Bir şirketin borsada üstte olması için doğal monopol karakterinde olması gerekir. Yani rekabete kolay dahil olunamayan dallardan firmalar borsada üstte gelir. E-ticaret pazar yerleri, havacılık, bankacılık, teknoloji bu yüzden başattır. Perakende bölümünden firmanın üst sıralara yerleşmesiyse olsa olsa politik tasarım kusurudur. Öbür türlü olamaz. Kooperatifler faal olsa perakende şirketi birinci ona giremezdi.
Peki hangi borsa şirketi Türkiye’nin en büyüğü olacak?
Fakat Türkiye bunu tercih eder mi, sorusu gelir gündeme. Piyasa kendi arz-talebi içinde işliyor olabilir. Ama en bedelli şirketinin hangisi olabileceği bir tercih sorunudur. Şayet tercih Aselsan’dan yana olursa aşikâr avantajlar kazanılır.
En kolayından Türkiye’nin savunma sanayii için Aselsan’ın borsada en büyük şirket olması düzgün bir pazarlama enstrümanı olarak kullanılabilir. Bu yolla savunma sanayisinin tümüne kaldıraç sağlanabilir.
O yüzden tercihin bu istikamette olmasını beklemek mümkündür. Hem Aselsan dijital para ve öteki teknolojilerin de paydaşı durumundaki bir kurumdur.
Fakat avantajlarına karşın yeniden de Aselsan’ın en pahalı şirket olması tercih edilmeyebilir. Bu coğrafyalar böyledir. Pahalarını göz önüne çıkarmayı sevmez ve hatta öne çıkmasından huzursuz olur.
Bunu finansal bağlar takip edecektir.
Finansal bağlar derken alelade bir tabir de bulunmuyorum. Türkiye’nin politik gücünün tahkiminden bahsediyorum.
Bu işlere liberal yaklaşmak hakikat değildir. Kendi matematiği içinde çözülmeyebilir. Bir siyaset etrafında finansal bağlar şekillendirilmesinde beis yoktur. Yarın İran’a ambargo kalkarsa Tahran’a bir şube açmamız gerektiğiyle ilgili perspektifi kimden alacağız?

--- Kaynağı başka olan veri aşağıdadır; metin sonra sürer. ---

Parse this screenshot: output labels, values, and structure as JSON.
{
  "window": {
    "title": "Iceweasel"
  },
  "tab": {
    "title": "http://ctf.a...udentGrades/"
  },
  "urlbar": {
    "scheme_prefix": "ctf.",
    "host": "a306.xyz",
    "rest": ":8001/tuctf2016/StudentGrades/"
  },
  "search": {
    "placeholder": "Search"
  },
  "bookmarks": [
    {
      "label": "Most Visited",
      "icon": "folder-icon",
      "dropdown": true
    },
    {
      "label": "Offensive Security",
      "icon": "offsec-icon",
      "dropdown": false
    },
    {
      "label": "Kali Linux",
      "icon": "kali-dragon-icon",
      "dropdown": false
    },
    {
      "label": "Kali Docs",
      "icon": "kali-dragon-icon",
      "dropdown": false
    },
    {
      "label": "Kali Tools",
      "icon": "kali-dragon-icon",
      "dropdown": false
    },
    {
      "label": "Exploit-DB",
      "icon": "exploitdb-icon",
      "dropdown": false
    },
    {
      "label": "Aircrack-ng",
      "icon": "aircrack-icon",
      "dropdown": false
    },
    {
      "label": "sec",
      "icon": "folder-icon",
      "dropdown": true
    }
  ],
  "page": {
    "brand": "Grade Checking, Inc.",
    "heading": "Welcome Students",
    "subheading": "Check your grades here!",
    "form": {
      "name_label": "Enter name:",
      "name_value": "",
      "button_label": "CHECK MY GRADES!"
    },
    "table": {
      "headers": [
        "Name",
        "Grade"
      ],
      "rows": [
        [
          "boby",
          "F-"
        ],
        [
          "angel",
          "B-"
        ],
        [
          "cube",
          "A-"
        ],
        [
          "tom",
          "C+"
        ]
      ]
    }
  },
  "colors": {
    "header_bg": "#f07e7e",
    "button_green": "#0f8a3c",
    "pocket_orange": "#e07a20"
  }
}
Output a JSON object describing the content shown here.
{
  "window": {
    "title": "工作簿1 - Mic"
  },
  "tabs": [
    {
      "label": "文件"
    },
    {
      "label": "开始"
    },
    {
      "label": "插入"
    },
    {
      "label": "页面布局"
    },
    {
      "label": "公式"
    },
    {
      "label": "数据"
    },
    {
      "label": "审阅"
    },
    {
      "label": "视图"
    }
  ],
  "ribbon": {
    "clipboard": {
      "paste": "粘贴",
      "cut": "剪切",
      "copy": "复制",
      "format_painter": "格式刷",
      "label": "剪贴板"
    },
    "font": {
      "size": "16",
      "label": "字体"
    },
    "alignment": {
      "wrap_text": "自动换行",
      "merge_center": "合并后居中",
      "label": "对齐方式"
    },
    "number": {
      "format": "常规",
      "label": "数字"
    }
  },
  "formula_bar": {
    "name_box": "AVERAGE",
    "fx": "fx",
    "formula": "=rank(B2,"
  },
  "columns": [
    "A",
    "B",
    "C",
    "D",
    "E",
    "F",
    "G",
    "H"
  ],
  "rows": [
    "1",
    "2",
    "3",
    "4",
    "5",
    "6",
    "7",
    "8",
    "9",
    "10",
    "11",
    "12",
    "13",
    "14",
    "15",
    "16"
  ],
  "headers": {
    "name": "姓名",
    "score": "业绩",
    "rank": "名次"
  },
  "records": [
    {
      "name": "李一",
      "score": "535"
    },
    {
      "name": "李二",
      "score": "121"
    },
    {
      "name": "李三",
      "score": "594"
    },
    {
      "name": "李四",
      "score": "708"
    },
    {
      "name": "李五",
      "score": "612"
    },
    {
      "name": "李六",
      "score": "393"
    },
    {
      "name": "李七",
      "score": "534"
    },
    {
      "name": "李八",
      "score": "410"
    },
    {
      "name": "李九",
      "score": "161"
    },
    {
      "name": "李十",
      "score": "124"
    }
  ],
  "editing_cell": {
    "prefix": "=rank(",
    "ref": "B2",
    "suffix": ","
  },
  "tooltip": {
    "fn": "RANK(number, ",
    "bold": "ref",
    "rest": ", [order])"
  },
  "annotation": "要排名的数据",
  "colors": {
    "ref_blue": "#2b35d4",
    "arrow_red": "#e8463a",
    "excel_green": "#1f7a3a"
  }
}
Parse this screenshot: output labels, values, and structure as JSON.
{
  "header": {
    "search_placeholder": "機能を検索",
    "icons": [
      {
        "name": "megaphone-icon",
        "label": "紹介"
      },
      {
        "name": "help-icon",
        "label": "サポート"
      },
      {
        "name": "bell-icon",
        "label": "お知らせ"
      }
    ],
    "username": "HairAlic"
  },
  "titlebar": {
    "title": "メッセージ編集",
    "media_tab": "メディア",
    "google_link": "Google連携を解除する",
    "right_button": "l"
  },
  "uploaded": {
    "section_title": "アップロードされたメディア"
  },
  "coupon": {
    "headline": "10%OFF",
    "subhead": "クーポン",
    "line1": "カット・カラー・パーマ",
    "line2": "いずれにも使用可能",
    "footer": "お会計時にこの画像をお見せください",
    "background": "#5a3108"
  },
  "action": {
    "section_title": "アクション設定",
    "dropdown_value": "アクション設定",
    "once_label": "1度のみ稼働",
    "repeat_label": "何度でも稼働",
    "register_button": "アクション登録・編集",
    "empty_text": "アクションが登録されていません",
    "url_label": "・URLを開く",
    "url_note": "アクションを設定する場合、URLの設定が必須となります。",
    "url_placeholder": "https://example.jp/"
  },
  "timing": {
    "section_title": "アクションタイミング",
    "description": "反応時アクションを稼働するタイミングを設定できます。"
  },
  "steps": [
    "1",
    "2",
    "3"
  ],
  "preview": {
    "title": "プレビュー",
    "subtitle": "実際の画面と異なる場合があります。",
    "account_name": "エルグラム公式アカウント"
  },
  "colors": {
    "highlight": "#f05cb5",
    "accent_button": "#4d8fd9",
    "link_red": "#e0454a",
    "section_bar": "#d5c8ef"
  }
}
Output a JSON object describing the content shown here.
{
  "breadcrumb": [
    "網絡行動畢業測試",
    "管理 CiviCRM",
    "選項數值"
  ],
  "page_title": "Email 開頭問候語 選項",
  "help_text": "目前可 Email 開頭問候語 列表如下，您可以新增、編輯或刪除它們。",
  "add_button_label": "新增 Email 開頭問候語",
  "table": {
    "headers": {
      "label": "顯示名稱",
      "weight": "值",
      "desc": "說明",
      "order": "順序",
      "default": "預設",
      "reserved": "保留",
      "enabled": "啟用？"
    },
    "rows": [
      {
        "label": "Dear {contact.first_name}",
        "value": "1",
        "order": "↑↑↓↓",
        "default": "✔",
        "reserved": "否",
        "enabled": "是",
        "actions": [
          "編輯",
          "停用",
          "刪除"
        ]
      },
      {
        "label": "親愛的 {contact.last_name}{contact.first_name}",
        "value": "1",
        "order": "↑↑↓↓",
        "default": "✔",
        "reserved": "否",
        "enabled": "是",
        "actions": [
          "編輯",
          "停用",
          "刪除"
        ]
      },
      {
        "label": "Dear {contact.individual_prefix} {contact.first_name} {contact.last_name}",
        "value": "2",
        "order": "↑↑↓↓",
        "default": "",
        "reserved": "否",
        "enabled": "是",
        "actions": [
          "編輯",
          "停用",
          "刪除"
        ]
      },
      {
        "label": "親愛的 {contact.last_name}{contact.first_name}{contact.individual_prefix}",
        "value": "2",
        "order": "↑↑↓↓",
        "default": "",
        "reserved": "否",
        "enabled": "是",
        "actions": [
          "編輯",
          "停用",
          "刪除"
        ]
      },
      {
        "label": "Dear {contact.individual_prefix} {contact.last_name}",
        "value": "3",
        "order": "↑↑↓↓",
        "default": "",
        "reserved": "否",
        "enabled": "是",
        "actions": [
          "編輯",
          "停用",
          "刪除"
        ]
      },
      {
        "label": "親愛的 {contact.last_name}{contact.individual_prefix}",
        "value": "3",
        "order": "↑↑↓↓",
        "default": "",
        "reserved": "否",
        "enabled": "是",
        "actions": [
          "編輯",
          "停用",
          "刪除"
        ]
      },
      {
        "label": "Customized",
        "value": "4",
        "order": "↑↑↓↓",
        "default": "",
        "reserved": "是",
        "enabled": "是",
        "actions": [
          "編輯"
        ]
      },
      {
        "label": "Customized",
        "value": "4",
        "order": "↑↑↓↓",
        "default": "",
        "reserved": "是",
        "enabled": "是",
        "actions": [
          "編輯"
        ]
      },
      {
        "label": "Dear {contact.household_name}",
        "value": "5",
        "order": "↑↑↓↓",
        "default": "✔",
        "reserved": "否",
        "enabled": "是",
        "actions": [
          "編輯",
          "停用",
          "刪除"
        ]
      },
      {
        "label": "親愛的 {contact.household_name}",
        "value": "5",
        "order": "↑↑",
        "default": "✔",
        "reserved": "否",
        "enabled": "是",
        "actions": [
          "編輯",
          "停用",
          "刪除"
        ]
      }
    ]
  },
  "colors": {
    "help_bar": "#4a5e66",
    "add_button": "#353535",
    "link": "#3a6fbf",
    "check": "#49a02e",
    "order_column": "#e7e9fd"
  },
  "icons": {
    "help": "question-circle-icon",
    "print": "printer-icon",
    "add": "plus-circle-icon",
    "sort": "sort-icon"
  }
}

Evet, siyasette çok yeterliyiz. Ancak yetmez. İktisat, finans, spor, kültür, eğitim hepsi birden gelmeli.
Bir maçı beceremeyen sermayeyi ve finansı nasıl becerecek. Politik vizyonun bir kesimi olmalı bu işler.
Türkiye entegrasyona dönük birçok bahiste çok düzgün.
Mesela Karabağ ve Azerbaycan bir türküyle Türkiye’nin kalbinin bir kesimi olmuştur.
Türk devletleriyle bağ üniversitelerle kurulmuştur.
Tamam biz delikanlıyız gönül coğrafyamızla bu türlü işler yaparız para-pul işlerine girmeyiz. Ama bizim girmediğimiz işlere diğerleri girip dengeyi bozuyor.
Artık bilhassa İslami finansı kullanarak finansal bağ kurma vakti gelmiştir. Bu işler para işi değildir. Gönül işidir. İrtibatın büyük çerçevesinin bir modülüdür.